Une histoire d’évasion… devenue invasion
L’histoire commence dans les années 1970. Plusieurs individus auraient été libérés accidentellement à l’aéroport d’Orly, possiblement en 1976. Destinées à être des animaux de compagnie, elles se sont retrouvées dans un environnement peuplé d’arbres… mais sans prédateurs naturels.
Résultat ? Elles ont survécu, formé des groupes, puis colonisé petit à petit la capitale. D’un petit groupe isolé, elles sont passées à une véritable armée verte dans le ciel francilien.
Une population en pleine explosion
Les dernières estimations comptent entre 10 000 et 20 000 perruches à collier en Île-de-France. Elles ne sont plus une curiosité, mais une espèce bien implantée.
Où peut-on les observer ?
- Bois de Vincennes et bois de Boulogne
- Grands parcs urbains comme celui de la Villette ou du parc Montsouris
- Quartiers arborés de la petite couronne
- Jardins privés avec arbres fruitiers
Le phénomène ne touche pas que Paris. On retrouve aussi des colonies similaires à Londres, Bruxelles ou Amsterdam.
Comment résistent-elles au froid ?
Ce qui surprend souvent, c’est leur capacité à supporter les hivers d’Île-de-France.
- Espèce très adaptable : elle tolère des températures plus basses qu’on ne le pense.
- Accès à une nourriture variée : baies, graines, bourgeons, restes alimentaires, mangeoires pour petits oiseaux.
- Nombreux abris dans les arbres creux ou mal entretenus pour passer la nuit et nicher.
- Vie en groupe : cela favorise l’entraide pour repérer la nourriture mais aussi les dangers.
Magnifiques, oui… mais parfois envahissantes
Leur présence colore les parcs et étonne les promeneurs. Mais avec leur cri strident et leur habitude de se rassembler par dizaines, elles dérangent aussi. Surtout le soir, au moment du coucher.
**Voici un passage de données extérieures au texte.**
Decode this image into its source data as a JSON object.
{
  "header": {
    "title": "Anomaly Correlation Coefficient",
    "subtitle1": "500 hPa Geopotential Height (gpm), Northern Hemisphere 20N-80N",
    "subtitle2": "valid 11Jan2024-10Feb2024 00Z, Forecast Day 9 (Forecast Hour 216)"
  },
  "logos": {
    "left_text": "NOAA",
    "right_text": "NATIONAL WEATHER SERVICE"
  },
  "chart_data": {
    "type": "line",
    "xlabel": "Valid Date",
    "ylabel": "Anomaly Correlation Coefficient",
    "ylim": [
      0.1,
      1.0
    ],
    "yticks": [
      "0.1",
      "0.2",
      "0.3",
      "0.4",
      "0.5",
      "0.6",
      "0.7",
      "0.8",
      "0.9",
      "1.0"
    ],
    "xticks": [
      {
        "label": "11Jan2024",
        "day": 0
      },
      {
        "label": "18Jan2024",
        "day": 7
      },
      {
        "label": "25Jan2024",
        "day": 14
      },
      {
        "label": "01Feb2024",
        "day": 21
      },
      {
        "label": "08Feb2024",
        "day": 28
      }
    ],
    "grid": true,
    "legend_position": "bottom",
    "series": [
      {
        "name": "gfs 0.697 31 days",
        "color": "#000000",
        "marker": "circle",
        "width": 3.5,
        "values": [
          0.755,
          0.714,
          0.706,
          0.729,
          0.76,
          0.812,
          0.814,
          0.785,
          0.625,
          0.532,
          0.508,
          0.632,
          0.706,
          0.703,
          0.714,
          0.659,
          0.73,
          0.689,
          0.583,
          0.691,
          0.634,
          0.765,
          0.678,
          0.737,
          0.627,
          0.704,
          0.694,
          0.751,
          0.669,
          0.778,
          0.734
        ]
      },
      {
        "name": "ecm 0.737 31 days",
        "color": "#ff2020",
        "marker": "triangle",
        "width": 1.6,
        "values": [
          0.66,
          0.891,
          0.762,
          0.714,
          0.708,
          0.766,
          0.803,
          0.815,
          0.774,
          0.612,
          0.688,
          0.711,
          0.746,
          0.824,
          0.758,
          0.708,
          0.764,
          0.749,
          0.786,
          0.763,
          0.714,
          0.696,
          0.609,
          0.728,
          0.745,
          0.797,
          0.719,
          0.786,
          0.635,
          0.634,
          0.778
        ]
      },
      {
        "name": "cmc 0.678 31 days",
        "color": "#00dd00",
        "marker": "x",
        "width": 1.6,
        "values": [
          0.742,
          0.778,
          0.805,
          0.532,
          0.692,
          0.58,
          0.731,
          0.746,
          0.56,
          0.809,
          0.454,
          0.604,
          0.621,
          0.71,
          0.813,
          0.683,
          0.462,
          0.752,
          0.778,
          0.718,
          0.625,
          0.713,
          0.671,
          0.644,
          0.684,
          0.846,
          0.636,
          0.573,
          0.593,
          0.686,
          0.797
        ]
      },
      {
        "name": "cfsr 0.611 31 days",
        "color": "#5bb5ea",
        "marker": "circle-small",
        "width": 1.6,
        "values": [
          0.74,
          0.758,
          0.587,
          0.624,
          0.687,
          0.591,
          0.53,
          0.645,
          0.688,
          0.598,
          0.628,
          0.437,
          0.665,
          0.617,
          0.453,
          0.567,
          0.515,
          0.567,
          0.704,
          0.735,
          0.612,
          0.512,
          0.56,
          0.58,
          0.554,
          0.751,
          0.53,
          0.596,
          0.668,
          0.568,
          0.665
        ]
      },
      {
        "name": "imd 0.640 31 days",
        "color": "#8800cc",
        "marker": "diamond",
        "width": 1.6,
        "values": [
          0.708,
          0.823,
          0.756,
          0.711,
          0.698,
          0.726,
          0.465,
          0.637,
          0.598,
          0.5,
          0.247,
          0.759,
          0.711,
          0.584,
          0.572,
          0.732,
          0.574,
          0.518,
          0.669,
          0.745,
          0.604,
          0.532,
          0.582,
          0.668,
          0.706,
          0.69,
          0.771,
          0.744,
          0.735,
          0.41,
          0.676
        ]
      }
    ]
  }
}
De plus, ces perruches sont désormais classées comme espèce invasive dans plusieurs pays européens. Cela signifie qu’elles peuvent perturber l’équilibre de la faune locale.
Quels impacts possibles ?
- Concurrence pour les trous de nidification avec les pics ou les étourneaux
- Pression sur les ressources alimentaires dans les parcs et les jardins
- Dégâts localisés sur certaines cultures fruitières
Doit-on s’en inquiéter ?
Pour l’instant, aucune mesure radicale n’est prise contre elles. Les scientifiques les surveillent : tout est une question d’équilibre. On étudie leur évolution, leurs interactions locales, leur capacité à s’étendre.
Mais il faut rester attentif. Même si elles ne sont pas agressives, elles incarnent un effet secondaire de la mondialisation : des espèces venues d’ailleurs qui finissent par modifier nos écosystèmes locaux.
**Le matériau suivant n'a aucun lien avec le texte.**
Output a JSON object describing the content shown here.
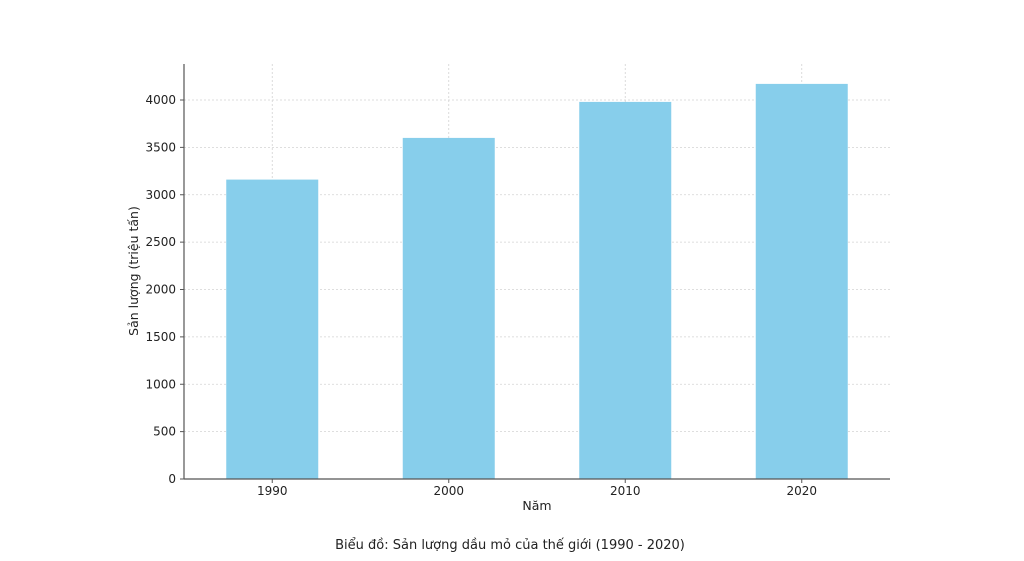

Comment les observer sans les déranger
Envie de les voir de plus près ? C’est facile, mais mieux vaut respecter quelques règles simples.
Les meilleures conditions d’observation
- Matin ou fin de journée : elles sont alors plus bruyantes et actives
- Observer les cimes : les grands arbres solitaires sont souvent leurs perchoirs préférés
- Écouter leur cri : très distinct de celui des pigeons
Les bons gestes à adopter
- Garder ses distances, de préférence avec des jumelles
- Ne pas les nourrir : cela peut perturber leur comportement naturel
- Ne pas tenter de les attraper ou de les toucher
- Pas de flash si vous les prenez en photo
- Signaler ses observations à des associations spécialisées peut aider la recherche
Une voisine inattendue à apprivoiser
Les perruches à collier sont devenues en quelques décennies les ambassadrices colorées de l’exotisme urbain. Mais leur présence nous interroge aussi. Comment des animaux exotiques s’adaptent-ils aussi facilement à notre environnement ?
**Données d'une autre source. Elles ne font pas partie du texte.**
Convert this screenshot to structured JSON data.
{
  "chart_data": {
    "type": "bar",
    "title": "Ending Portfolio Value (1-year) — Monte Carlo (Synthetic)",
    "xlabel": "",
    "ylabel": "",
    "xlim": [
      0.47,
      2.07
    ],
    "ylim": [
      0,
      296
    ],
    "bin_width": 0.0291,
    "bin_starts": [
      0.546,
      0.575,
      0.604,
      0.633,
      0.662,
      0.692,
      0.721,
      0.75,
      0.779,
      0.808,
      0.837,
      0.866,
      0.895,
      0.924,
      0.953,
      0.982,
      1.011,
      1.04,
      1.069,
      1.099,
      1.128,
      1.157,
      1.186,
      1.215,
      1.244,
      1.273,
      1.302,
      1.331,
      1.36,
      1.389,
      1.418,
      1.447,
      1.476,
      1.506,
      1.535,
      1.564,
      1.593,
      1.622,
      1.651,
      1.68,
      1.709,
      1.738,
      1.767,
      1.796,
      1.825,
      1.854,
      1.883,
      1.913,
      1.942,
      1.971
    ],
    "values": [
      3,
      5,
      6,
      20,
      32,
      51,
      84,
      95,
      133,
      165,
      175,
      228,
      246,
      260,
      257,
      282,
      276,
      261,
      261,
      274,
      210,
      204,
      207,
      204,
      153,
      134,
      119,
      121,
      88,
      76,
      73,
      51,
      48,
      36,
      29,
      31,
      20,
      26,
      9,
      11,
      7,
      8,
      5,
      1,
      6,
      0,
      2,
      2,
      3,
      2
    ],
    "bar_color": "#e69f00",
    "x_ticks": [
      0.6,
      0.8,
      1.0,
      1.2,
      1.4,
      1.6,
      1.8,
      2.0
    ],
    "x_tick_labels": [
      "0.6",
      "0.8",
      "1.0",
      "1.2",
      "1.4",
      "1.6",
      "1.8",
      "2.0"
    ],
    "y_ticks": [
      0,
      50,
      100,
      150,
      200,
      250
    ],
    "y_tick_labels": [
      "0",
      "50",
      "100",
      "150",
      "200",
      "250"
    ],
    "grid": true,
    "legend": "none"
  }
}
Finalement, elles sont comme un miroir de notre époque : frontières floues, flux d’êtres vivants, surprises dans notre quotidien. En ville, la nature trouve toujours un chemin.
Alors, la prochaine fois qu’un vol vert et bruyant traverse votre parc préféré, souvenez-vous : derrière chaque perruche, il y a une histoire d’évasion, d’adaptation… et un petit bout du monde lointain venu jusqu’à vous.